NDP advanced education critic David Eggen said over the past four years Alberta students have seen tuition increases of more than 30 per cent, as well as a 20 per cent hike in mandatory fees, while the UPC cut $700 million out of school operating budgets.
“These tuition spikes have made life more expensive to students and their families during the worst cost of living crisis in 40 years,” Eggen said.
The cuts have also resulted in canceled programs, campus closures, and staff layoffs.
In February, the province announced a two per cent tuition cap starting in 2024-25, in addition to a retroactive increase of $225 per month starting in 2022-23 for low-income students who received the Alberta Student Grant, a lower interest rate on student loans and a 12-month, up from a six-month, interest-free grace period.
Notley said an NDP government would cancel tuition hikes for coming year, freeze tuition at 2022-23 level, and cap any future increases to inflation. And when facing steep inflation, students would not necessarily be hit with the full inflationary increase.
“In a year where we’ve got seven per cent inflation, we can’t be dumping that onto students because we know that inflation impacts lower income people far more than it impacts upper and middle income people,” Notley said.
The NDP would also do a comprehensive review of post-secondary funding and the role of tuition, and that review would give students a voice at the table.

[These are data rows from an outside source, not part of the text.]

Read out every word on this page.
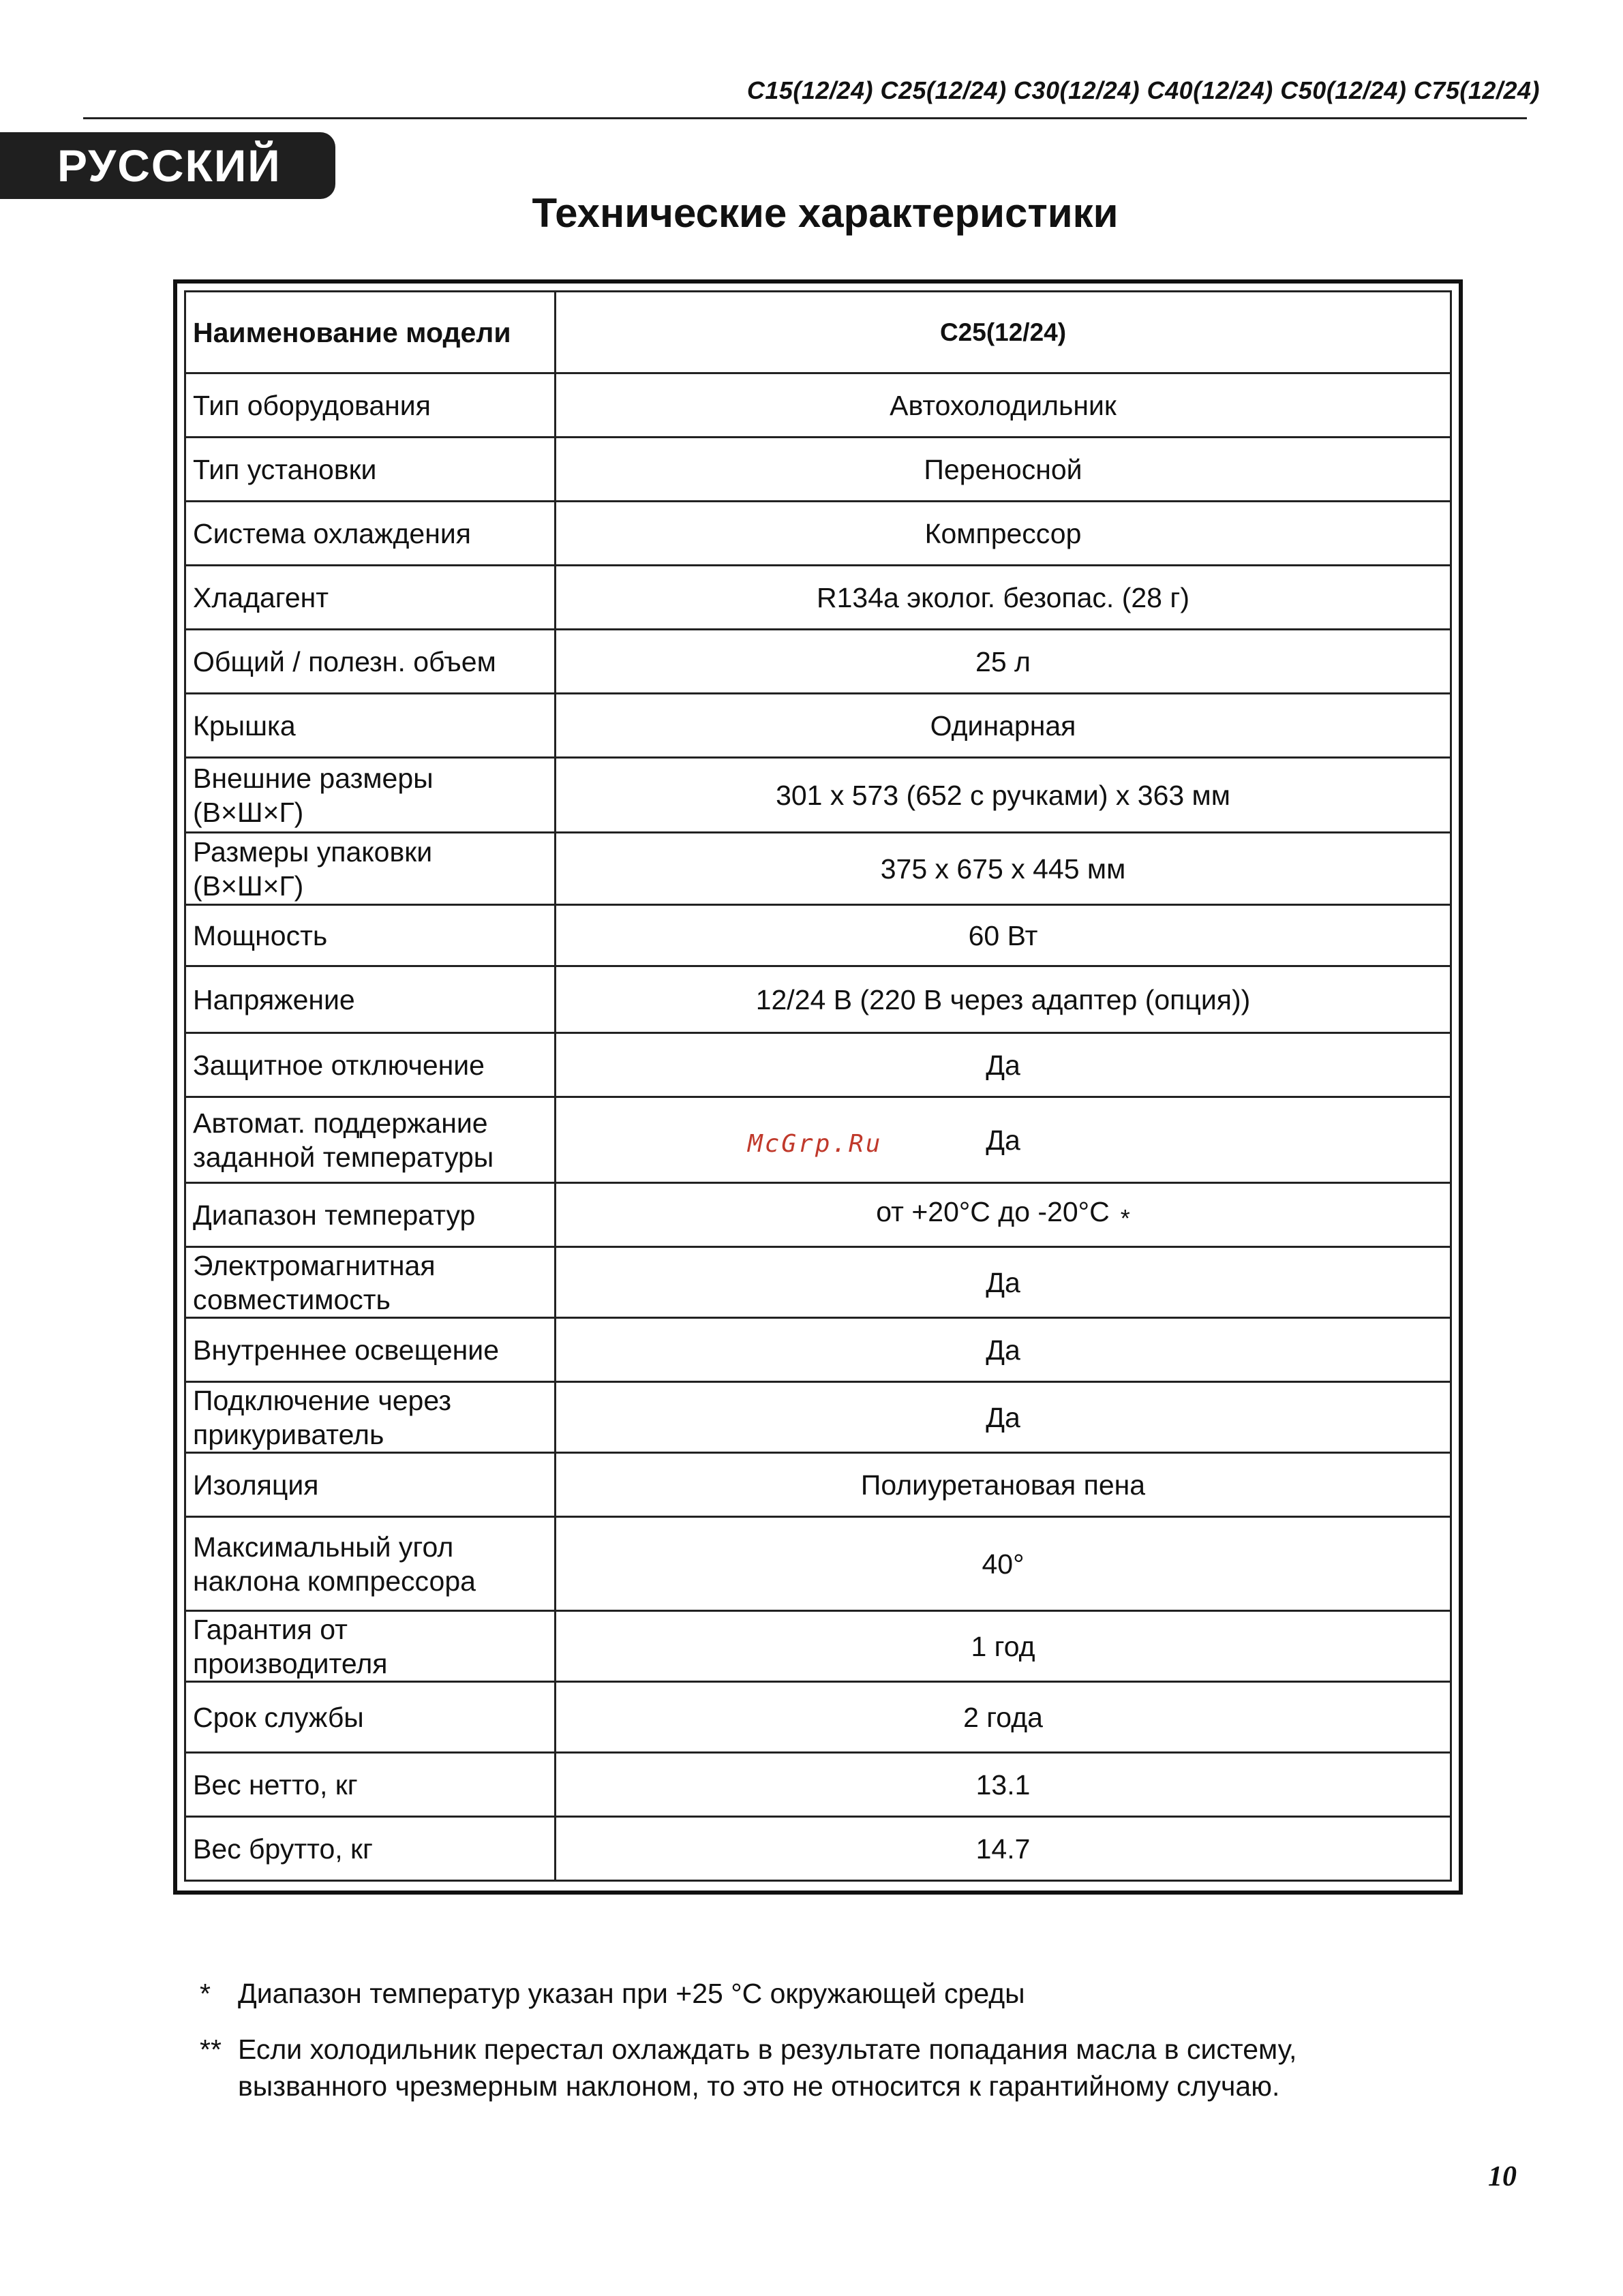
C15(12/24) C25(12/24) C30(12/24) C40(12/24) C50(12/24) C75(12/24)
РУССКИЙ
Технические характеристики
Наименование модели	C25(12/24)
Тип оборудования	Автохолодильник
Тип установки	Переносной
Система охлаждения	Компрессор
Хладагент	R134a эколог. безопас. (28 г)
Общий / полезн. объем	25 л
Крышка	Одинарная
Внешние размеры (В×Ш×Г)	301 x 573 (652 с ручками) x 363 мм
Размеры упаковки (В×Ш×Г)	375 x 675 x 445 мм
Мощность	60 Вт
Напряжение	12/24 В (220 В через адаптер (опция))
Защитное отключение	Да
Автомат. поддержание заданной температуры	Да
Диапазон температур	от +20°C до -20°C *
Электромагнитная совместимость	Да
Внутреннее освещение	Да
Подключение через прикуриватель	Да
Изоляция	Полиуретановая пена
Максимальный угол наклона компрессора	40°
Гарантия от производителя	1 год
Срок службы	2 года
Вес нетто, кг	13.1
Вес брутто, кг	14.7
McGrp.Ru
* Диапазон температур указан при +25 °C окружающей среды
** Если холодильник перестал охлаждать в результате попадания масла в систему, вызванного чрезмерным наклоном, то это не относится к гарантийному случаю.
10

She said affordable education is not only critical for students, but for Alberta’s future economy as a whole.
“Students in our universities, colleges, trade schools, and polytechnics are the highly skilled workers of the future. They are the innovators, and entrepreneurs and the leaders of that future. So let’s invest in ourselves, and make sure that all of this talent and inspiration gets a chance to thrive.”